G Centauri

Observation data Epoch J2000 Equinox ICRS
- Constellation: Centaurus
- Right ascension: 12^{h} 26^{m} 31.75955^{s}
- Declination: −51° 27′ 02.2899″
- Apparent magnitude (V): 4.82

Characteristics
- Spectral type: B3V(n)
- B−V color index: −0.141±0.002

Astrometry
- Radial velocity (R_{v}): +5.0±4.2 km/s
- Proper motion (μ): RA: −30.66 mas/yr Dec.: −10.13 mas/yr
- Parallax (π): 7.28±0.24 mas
- Distance: 450 ± 10 ly (137 ± 5 pc)
- Absolute magnitude (M_{V}): −0.87

Details
- Mass: 6.2±0.1 M_{☉}
- Radius: 3.42 R_{☉}
- Luminosity: 483.06 L_{☉}
- Temperature: 13,732 K
- Metallicity [Fe/H]: −0.38±0.06 dex
- Rotational velocity (v sin i): 298±12 km/s
- Age: 15.8±0.2 Myr
- Other designations: G Cen, CD−50°6975, GC 16954, HD 108257, HIP 60710, HR 4732, SAO 239948, CCDM J12265-5127

Database references
- SIMBAD: data

= G Centauri =

Star in the constellation Centaurus

G Centauri is a single star in the southern constellation of Centaurus. It is visible to the naked eye as a faint, blue-white hued star with an apparent visual magnitude of +4.82. This object is located approximately 450 light years from the Sun, based on parallax. It is a member of the Lower Centaurus–Crux group of the Scorpius–Centaurus association, with the former having an age of about 17 million years.
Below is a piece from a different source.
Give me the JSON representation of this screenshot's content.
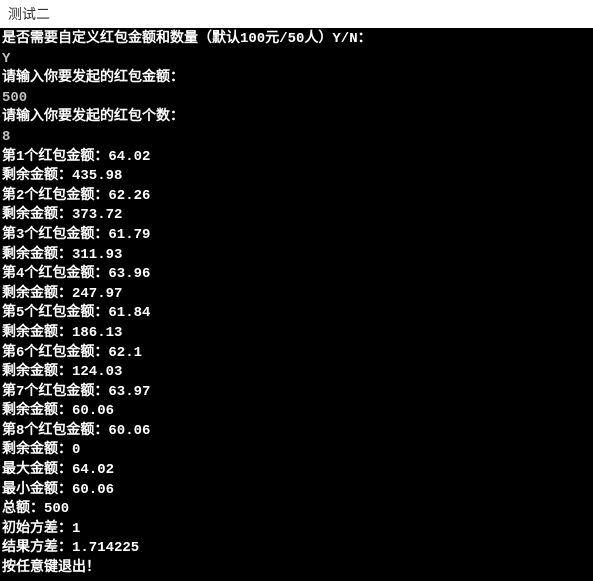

This object is a B-type main-sequence star with a stellar classification of B3V(n), where the 'n' indicates "nebulous" (broad) lines due to rapid rotation. It is around 16 million years old with a projected rotational velocity of up to 298 km/s. The star has six times the mass of the Sun and 3.4 times the Sun's radius. It is radiating 483 times the luminosity of the Sun from its photosphere at an effective temperature of 13,732 K. An infrared excess indicates a circumstellar disk of dust with a mean temperature of 50 K is orbiting the star at a separation of 717.8 AU.